Agreed, I don’t understand people not even giving it a chance. They try it for five minutes, it doesn’t do exactly what they want, they give up on it, and shout how shit it is.

Meanwhile, I put the work in, see it do amazing shit after figuring out the basics of how the tech works, write rules and skills for it, have it figure out complex problems, etc.

It’s like handing your 90-year-old grandpa the Internet, and they don’t know what the fuck to do with it. It’s so infuriating.

It’s not really that simple. Yes, it’s a great tool when it works, but in the end it boils down to being a text prediction machine.

So a nice helper to throw shit at, but I trust the output as much as a random Stackoverflow reply with no votes :)

I feel like there needs to be a post (and I don’t want to write it, but maybe I eventually will) that outlines what a model really is. It is not just a statistical text prediction machine unless you are being so loose with the definition of “statistical” that it doesn’t even mean anything anymore.

A decent example of a statistical text prediction machine is the middle word suggested by your phone when you’re using the keyboard. An LLM is not that.

In the most general terms, this kind of language model tokenizes a corpus of text based on a vocabulary (which is probably more than just the words in the dictionary), uses an embedding model to translate these tokens into a vector of semantic “meaning” which minimized loss in a bidirectional encoding (probably), that is then trained against a rubric for one or more topic area questions, retrained for instruction and explainability, retrained with reinforcement learning and human feedback to provide guardrails, and retrained again to make use of supplemental materials not part of the original training corpus (resource augmented generation), then distilled, then probably scaled and fine tuned against topic areas of choice (like coding or Korean or whatever) and maybe THEN made available to people to use.

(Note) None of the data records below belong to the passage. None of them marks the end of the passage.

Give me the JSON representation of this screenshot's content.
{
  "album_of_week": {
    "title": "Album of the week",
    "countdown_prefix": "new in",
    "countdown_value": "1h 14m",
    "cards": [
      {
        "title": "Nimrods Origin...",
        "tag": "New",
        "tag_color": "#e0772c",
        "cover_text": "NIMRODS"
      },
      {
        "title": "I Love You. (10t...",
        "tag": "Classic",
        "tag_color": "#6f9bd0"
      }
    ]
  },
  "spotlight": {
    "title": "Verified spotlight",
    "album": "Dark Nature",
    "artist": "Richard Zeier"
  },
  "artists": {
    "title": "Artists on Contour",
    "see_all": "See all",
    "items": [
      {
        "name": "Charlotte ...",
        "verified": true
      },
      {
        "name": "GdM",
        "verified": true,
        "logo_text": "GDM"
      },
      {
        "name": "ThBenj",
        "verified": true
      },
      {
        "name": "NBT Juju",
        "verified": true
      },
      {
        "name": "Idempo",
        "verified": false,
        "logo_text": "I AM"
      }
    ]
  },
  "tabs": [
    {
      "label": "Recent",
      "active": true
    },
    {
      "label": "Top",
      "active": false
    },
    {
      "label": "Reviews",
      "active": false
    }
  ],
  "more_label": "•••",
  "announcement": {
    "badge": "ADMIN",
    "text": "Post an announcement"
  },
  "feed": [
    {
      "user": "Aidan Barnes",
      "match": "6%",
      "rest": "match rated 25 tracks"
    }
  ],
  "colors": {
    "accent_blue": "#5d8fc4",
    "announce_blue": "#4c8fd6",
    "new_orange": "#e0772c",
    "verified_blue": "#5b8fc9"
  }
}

There are generally more parts to curriculum learning even than that but it’s a representative-ish start.

My point being that, yes, it would be nuts to pose ANY question to a predictor that says “with 84% probability, the word that is most likely follows ‘I really like’ is ‘gooning’ on reddit”, but even Grok is wildly more sophisticated than that and Grok is terrible.

The training is sophisticated, but inference is unfortunately really a text prediction machine. Technically token prediction, but you get the idea.

For every single token/word. You input your system prompt, context, user input, then the output starts.

The

Feed the entire context back in and add the reply “The” at the end.

The capital

Feed everything in again with “The capital”

The capital of

Feed everything in again…

The capital of Austria

It literally works like that, which sounds crazy :)

The only control you as a user can have is the sampling, like temperature, top-k and so on. But that’s just to soften and randomize how deterministic the model is.

Unless that’s how people are designing front ends for models, it literally DOESN’T work like that. It works like that until you finish training an embedding model with masking related tasks, but that’s the tip of the iceberg. The input vector, after being tokenized, is ingested wholesale. Now there’s sometimes funny business to manage the size of a context window effectively but this isn’t that unless you’re home-rolling and you’re caching your own inputs or something before you give it to the model.